É importante ter uma ideia do mundo sonoro que nos rodeia. Das qualidades do som. Distinguir sons graves e agudos, longos e curtos, fortes e suaves. Conhecer instrumentos musicais. Perceber o papel da Música na sociedade. Ter noções básicas de leitura rítmico-melódica. Dominar minimamente um instrumento musical. Saber emitir som com qualidade. Cantar com afinação. Desenvolver a memória auditiva e a capacidade de escutar. Saber como se organizam os sons. Como se estrutura uma peça musical. Ser capaz de reproduzir um ritmo ou uma melodia...

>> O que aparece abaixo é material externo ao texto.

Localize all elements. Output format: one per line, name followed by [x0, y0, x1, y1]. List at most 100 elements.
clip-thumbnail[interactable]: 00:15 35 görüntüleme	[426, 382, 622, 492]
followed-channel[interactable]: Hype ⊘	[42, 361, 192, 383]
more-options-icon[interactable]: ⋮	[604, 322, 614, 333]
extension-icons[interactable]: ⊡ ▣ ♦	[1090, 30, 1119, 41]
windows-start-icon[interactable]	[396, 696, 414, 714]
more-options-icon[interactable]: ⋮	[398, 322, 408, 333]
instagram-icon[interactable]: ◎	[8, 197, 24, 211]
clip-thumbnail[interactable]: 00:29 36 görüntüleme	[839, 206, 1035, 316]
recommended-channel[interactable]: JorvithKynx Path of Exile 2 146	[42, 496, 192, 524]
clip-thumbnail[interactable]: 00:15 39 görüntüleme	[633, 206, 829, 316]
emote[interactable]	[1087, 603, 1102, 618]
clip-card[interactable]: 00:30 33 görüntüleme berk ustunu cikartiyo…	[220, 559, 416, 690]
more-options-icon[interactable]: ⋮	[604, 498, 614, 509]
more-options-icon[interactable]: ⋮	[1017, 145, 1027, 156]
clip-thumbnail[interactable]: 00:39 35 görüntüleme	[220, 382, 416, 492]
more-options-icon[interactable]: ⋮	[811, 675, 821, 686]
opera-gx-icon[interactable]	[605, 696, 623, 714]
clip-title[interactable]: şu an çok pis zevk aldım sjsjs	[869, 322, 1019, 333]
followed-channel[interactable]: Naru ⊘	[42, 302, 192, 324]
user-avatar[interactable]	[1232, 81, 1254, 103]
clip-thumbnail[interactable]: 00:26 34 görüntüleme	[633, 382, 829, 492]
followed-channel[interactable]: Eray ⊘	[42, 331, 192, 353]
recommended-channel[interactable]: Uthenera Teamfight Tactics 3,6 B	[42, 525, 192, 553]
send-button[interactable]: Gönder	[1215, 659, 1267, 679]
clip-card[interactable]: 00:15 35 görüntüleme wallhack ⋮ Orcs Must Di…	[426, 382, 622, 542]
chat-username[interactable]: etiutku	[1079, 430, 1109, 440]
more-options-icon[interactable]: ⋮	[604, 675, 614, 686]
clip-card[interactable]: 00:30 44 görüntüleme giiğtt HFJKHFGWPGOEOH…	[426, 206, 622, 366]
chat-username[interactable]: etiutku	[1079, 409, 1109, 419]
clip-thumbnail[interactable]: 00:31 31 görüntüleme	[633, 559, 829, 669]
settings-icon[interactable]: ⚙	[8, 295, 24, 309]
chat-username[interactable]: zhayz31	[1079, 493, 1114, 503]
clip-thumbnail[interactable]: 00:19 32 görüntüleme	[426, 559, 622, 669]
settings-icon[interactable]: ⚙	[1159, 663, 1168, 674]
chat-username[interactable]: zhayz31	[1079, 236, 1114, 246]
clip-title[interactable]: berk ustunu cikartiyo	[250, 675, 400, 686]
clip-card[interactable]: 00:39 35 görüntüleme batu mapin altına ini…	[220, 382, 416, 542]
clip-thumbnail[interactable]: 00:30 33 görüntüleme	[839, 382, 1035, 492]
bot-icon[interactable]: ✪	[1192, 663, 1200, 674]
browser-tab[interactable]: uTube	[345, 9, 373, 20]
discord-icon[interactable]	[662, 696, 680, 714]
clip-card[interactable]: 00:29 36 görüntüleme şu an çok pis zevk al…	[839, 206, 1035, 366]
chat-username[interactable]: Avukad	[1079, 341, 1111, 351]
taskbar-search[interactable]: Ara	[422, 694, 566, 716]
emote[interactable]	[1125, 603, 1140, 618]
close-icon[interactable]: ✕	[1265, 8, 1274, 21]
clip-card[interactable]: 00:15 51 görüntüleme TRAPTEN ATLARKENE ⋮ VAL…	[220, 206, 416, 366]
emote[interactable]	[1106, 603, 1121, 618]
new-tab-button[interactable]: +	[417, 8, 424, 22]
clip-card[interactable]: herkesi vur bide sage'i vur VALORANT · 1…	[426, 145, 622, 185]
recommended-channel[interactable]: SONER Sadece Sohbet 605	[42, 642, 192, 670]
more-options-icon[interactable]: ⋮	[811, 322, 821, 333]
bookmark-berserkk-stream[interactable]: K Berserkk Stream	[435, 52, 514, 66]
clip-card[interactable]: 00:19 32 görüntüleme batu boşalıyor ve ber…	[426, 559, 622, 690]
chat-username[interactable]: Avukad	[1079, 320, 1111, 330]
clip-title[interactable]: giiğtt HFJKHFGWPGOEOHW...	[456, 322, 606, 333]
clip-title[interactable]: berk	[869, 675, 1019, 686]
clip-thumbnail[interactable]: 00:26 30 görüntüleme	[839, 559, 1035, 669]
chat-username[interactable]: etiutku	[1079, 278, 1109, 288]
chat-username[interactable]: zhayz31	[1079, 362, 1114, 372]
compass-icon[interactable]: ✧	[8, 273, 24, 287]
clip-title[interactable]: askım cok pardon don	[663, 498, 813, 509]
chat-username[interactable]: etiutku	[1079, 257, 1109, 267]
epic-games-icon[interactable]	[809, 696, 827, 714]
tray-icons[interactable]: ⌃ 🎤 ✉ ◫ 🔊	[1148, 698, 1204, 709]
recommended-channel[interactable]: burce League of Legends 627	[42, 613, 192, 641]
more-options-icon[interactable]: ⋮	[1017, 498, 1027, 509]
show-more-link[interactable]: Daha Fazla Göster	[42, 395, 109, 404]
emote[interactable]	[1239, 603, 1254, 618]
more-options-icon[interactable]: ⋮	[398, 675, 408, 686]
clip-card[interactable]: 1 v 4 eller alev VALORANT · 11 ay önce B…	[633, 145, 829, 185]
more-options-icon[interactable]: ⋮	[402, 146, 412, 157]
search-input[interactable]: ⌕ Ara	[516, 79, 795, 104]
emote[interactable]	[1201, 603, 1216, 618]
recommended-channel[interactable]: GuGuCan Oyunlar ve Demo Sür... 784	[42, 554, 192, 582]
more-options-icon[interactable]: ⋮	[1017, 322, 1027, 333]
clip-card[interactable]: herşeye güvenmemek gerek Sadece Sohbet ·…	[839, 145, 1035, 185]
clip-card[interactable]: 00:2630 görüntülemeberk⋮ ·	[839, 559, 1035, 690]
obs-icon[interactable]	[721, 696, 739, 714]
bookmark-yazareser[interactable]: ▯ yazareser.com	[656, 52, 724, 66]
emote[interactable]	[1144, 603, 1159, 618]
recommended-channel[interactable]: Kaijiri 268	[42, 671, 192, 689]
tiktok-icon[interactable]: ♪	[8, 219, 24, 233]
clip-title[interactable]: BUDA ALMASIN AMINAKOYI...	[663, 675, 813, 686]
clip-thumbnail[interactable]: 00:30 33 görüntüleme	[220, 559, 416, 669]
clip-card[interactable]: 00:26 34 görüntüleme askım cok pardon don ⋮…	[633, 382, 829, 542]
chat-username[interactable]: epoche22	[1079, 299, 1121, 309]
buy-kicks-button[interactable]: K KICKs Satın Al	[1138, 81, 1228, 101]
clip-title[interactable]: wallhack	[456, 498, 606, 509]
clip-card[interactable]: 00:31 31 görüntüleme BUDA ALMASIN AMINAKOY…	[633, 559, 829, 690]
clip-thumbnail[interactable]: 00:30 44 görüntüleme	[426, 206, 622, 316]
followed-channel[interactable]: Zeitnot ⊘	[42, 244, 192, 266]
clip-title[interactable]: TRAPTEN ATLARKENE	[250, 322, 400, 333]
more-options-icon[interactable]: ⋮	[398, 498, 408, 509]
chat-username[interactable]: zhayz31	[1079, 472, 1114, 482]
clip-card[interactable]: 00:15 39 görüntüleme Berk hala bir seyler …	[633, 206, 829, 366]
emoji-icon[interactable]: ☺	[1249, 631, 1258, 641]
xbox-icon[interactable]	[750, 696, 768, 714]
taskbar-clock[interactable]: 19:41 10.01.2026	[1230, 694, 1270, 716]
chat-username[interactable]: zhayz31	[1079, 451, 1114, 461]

No entanto, acho ridículo pretender ensinar a crianças desta idade que não frequentam ensino artístico vocacional o que são intervalos musicais, como se medem, como se fazem transposições de escalas, as armações de clave, o cromatismo, a formação de séries. Mesmo a parte do currículo que se refere à acústica, me parece extemporânea e deslocada. É um tema demasiado abstrato e que exige uma maturidade intelectual que crianças de 12 anos não possuem. A acústica faz parte do programa de Ciências Físico-Químicas do 8º ano e, por isso, parece-me muito mais pertinente que este tema seja abordado nessa altura. (Ainda hoje dei uma aula de acústica sobre frequência, amplitude e propagação do som a alunos de 14 anos que já possuem conhecimento matemático e científico suficiente para que a aprendizagem seja significativa!)

Sei que não é um assunto pacífico mas custa-me imenso desperdiçar tempo que podia dedicar a fazer música com os alunos e, em vez disso, dar um rol de conceitos teóricos que pouco interesse terão para as crianças porque não lhes dizem nada.